Metamorphosis

When I began my MONSTER MEDITATIONS naturally went back to classical mythology as source material and inspiration. I initially discovered Greek mythology in Jr. High. Miss Jakes was my teacher and she was a goddess — the head of the English department. She even looked like a half bird/half human creature, something that was carved in stone, but came to life at midnight.

She was also a very good teacher!

I disliked diagramming sentences, largely because it never made sense to me. Constructing sentences was never a problem, but dissecting existing examples seemed pointless. I made a deal with Miss Jakes. If all my sentences in the next assignment were perfect, she’d allow me to skip diagramming sentences for the rest of the year.
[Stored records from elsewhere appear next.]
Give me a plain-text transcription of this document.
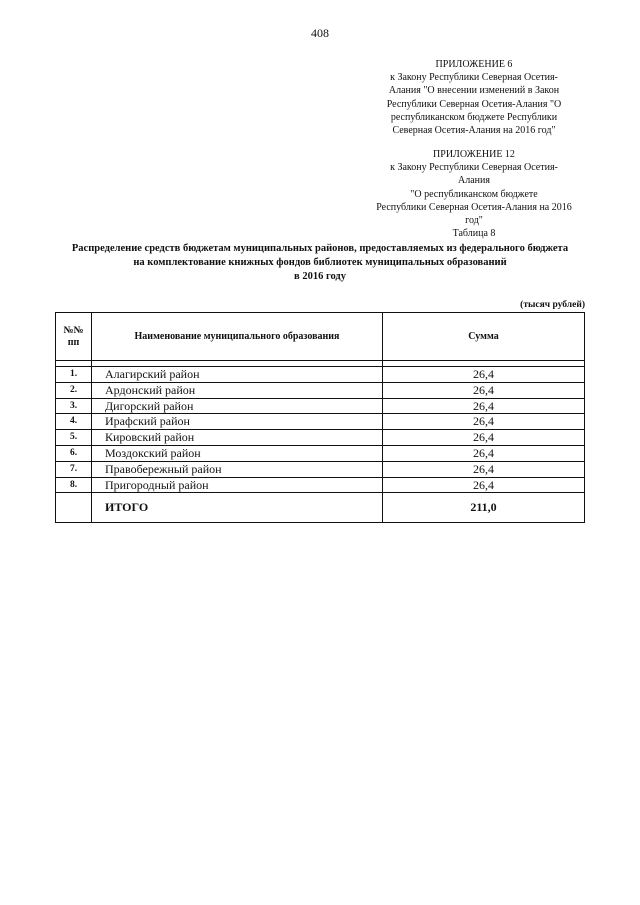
408
ПРИЛОЖЕНИЕ 6
к Закону Республики Северная Осетия-
Алания "О внесении изменений в Закон
Республики Северная Осетия-Алания "О
республиканском бюджете Республики
Северная Осетия-Алания на 2016 год"
ПРИЛОЖЕНИЕ 12
к Закону Республики Северная Осетия-
Алания
"О республиканском бюджете
Республики Северная Осетия-Алания на 2016
год"
Таблица 8
Распределение средств бюджетам муниципальных районов, предоставляемых из федерального бюджета
на комплектование книжных фондов библиотек муниципальных образований
в 2016 году
(тысяч рублей)
№№
пп	Наименование муниципального образования	Сумма

1.	Алагирский район	26,4
2.	Ардонский район	26,4
3.	Дигорский район	26,4
4.	Ирафский район	26,4
5.	Кировский район	26,4
6.	Моздокский район	26,4
7.	Правобережный район	26,4
8.	Пригородный район	26,4
	ИТОГО	211,0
When I received an A on my next essay assignment she’d marked up one sentence was a “run on,” further noting that it was a marginal call, so she’d give me the benefit of the doubt. From that day on, I jumped on all the assignments she gave. If she offered alternative options — I took the harder one. This included choosing to read “The Odyssey” in poetry and writing my own version of the famous escape from the Cyclops’ cave from the point of view of an unhappy sheep. Peppering the text with the “rosy-fingered dawn” of the translation I’d just read.

Of all the wonderful, and monstrous, ideas in classical mythology, Metamorphosis grabbed my attention. Morphing from one incarnation, from one appearance, from one existence to another is amazing. It’s a perfectly normal and ordinary condition of a butterfly — from caterpillar crawling on a leaf to a winged creature taking flight. But metamorphosis can also be an unnatural, monstrous transformation.

Daphne fleeing Apollo is transformed into a tree. Given the sexual ardor of the Greek Gods, Daphne may have viewed her pursuer as a rapist — although I don’t remember it written that way. Perhaps she felt that she had the right — as we all do — to refuse the advances of a potential lover. Refusing a god was tricky. Maybe turning into a tree made sense?

In Kafka’s “Metamorphosis” Gregor wakes up to discover he’s a giant insect. Now THAT’S a monstrous transformation. The new werewolf greets his first full moon and feels itching on his hands and neck, fur is growing and canines descending, as he becomes a monster. Now THAT’S a metamorphosis.

Still my daydream is to morph into a full-time fiction writer. Right now, it feels like turning into a tree might be easier. It’s not that I don’t enjoy my freelance assignments — I do and I often learn things and meet people that inform my fiction. It’s just that there are only so many hours in the day and storytelling calls me!

 

 

Comments

  1. I could never diagram sentences either. I never understood much of what was taught in my English classes anyway. But I could write. My essays were what kept me on the higher classes even when I tried to drop into a lower class.

    All we have is the blank page. Keep filling that page.

    • Candy

      Ah yes… that BLANK PAGE! It looms.
      When I worked with my dad in our ad agency, he taught me about the terror of the blank page. Most of our clients were truly frightened of it. They didn’t know what they didn’t want until they saw it on the page. The writer, in this relationship, must be fearless and face the blank page (or empty screen) and fill it. Even if it’s the “wrong” words, it’s the starting place.

  2. I too love the idea of metamorphosis, but it doesn’t have to be physical! When a timid characters becomes a strong one, or a weak character becomes ‘bad’, you can call it a character arc, or you can call it metamorphosis. I like big words. 🙂

    • Candy

      Yes… yes… yes…
      An emotional or intellectual metamorphosis can be as dramatic as any physical transformation into a tree (or a wolf or even an insect).

      In all good stories, someone grows and changes. It may be subtle but it is a metamorphosis.

  3. Diagramming sentences is definitely a downer, but what a smart teacher to motivate you in such a way! I never cared much for diagramming until I took a linguistics class in college, but in that context, diagramming made more sense to me. It’s gone out of fashion to teach students much diagramming, but I often wonder how the shift away from so much grammar instruction will impact future writers? But it’s a hard call, since as Jon stated, he could write but could not diagram. The more tools we have at our disposal, the greater our metamorphosis can be 😉

    • Candy

      It’s funny some of the kids who were diagramming champs, were dull writers. It was mystifying to me and yet, as Miss Jakes discovered, diagramming was best as a carrot or stick ploy with me. I’m sure it would be much more interesting in the context of linguistics.

      The more friends I have from Europe and Latin America (the more multi-lingual people I meet) the more I wonder about their voices in different languages — the metamorphosis from one persona in German to the new persona in English, etc. All the tools, all the words, all the nuances…. adds up to better storytelling skills.